The first chapter of Américo Castro's España en su historia: cristianos, moros y judíos (1948), where he lays out his widely influential theory of ‘convivencia’ in regard to the relationship between Muslim, Jewish, and Christian communities in medieval Iberia, is subtitled ‘Spain, or the history of an anxiety’. ‘Spanishness is not an inmutable essence, as Spanish nationalists assert’, he goes on to write, ‘but rather a vital shelter, built as a response to centuries of coexistence and conflict with the Semites, which left us with a fundamental sense of dissatisfaction and a permanent anxiety.’ Castro's interpretation captures the fragile nature of Spanish identity in relation to the Islamic and Jewish past, a fragility that has also allowed for multiple configurations and reconfigurations of this cultural relationship from the fifteenth century to the present.

The process of cultural exchange between communities of the three faiths that occurred during the medieval period was repressed in its immediate aftermath, not only in order to create a particular view of the nation-state within Spain that would erase all remnants of Islamic and Jewish influence, but also to ‘whitewash’ Spain's image within Europe. In the context of the various political and religious conflicts that embroiled the continent in the seventeenth century, the so-called black legend promoted an image of Spaniards and Portuguese as a race tainted by ‘Moorish and Jewish blood’. As Martin-Márquez notes, the infamous blood purity statutes of sixteenth-century Spain, which some scholars argue represents the first instance of ethnic cleansing in European history, were given as obvious proof of Spaniards’ anxiety over their own impurity.

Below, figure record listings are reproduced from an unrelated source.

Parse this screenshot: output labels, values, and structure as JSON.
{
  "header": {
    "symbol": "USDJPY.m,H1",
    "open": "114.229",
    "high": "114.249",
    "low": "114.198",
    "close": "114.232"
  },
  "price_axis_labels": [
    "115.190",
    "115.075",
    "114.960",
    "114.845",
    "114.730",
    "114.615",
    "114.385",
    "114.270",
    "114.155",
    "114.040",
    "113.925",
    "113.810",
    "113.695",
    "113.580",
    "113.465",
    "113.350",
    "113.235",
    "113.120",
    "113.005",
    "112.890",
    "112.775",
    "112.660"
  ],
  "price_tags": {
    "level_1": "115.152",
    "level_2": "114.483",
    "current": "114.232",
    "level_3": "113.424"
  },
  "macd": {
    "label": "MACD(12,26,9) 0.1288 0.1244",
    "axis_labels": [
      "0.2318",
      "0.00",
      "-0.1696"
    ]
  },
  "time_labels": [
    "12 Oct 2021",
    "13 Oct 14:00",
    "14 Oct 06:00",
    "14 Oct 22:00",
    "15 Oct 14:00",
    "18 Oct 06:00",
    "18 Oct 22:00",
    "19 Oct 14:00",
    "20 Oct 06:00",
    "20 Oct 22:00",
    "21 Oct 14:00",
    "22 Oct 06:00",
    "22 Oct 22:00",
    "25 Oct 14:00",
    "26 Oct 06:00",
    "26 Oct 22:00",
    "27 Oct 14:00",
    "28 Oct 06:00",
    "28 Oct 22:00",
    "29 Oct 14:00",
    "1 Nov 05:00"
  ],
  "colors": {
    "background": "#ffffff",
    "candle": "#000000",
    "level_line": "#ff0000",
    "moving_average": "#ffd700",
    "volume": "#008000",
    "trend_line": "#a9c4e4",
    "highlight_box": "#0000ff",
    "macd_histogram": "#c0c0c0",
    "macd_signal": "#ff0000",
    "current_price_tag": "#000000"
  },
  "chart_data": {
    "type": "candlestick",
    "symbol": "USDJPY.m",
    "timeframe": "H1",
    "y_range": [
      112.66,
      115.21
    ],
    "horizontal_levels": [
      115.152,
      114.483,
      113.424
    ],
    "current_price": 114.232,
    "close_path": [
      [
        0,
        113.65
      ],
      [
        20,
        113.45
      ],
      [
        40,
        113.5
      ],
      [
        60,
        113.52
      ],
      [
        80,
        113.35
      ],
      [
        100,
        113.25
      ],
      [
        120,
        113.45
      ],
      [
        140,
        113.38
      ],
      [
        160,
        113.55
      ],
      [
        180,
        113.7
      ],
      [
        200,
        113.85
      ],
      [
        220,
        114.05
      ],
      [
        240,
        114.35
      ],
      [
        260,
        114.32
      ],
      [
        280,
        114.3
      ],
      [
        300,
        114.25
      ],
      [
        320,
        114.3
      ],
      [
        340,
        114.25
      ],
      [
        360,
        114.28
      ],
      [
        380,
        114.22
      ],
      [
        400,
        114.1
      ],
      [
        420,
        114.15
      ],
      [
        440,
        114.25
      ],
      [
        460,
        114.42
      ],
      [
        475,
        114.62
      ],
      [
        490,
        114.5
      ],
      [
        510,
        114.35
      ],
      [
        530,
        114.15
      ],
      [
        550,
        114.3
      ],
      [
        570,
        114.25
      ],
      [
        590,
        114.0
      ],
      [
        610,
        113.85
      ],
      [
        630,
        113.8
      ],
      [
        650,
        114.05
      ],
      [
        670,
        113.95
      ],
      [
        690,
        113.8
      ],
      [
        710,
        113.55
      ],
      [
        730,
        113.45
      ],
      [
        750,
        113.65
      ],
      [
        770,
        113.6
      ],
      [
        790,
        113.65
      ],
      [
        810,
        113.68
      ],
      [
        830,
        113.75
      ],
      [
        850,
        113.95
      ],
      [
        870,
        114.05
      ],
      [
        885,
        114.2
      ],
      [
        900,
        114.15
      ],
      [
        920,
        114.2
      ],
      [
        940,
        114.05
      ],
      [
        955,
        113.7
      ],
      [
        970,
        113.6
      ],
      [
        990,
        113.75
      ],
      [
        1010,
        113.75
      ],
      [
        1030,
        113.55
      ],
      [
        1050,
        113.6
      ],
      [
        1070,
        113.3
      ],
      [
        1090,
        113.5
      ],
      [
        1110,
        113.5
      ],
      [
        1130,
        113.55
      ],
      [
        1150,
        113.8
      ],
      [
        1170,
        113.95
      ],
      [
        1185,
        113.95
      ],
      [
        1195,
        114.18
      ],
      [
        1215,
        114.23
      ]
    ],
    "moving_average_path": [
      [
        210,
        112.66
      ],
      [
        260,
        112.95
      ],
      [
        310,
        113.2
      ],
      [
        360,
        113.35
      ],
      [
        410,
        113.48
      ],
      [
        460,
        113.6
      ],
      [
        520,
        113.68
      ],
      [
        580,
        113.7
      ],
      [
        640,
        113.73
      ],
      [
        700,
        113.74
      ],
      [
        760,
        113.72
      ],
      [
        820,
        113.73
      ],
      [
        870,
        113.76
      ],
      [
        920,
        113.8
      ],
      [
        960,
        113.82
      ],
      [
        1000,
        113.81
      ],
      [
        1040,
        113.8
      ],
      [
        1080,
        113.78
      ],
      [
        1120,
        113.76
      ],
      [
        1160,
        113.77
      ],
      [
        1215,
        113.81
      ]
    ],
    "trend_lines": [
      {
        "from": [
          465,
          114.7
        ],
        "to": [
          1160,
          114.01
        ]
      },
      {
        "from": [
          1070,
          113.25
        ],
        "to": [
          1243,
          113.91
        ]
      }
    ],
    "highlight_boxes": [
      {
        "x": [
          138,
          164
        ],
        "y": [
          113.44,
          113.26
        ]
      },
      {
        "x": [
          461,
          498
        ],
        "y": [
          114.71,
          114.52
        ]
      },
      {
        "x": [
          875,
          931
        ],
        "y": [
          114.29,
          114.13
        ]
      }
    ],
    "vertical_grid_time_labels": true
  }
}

However, from the end of the eighteenth century onwards, the development of modern forms of nationalism alongside colonial aspirations in North Africa awakened a growing interest in the rich multicultural medieval Iberian past. Oriental studies emerged as a discipline as scholars began to take an interest in the influences of Islamic and Jewish cultures on Peninsular arts and letters. Scholars like Serafín Estébanez Calderón, Francisco Fernández y González, Pascual de Gayangos y Arce, and José Amador de los Ríos devoted themselves to bringing the cultural accomplishments of Al-Andalus to light.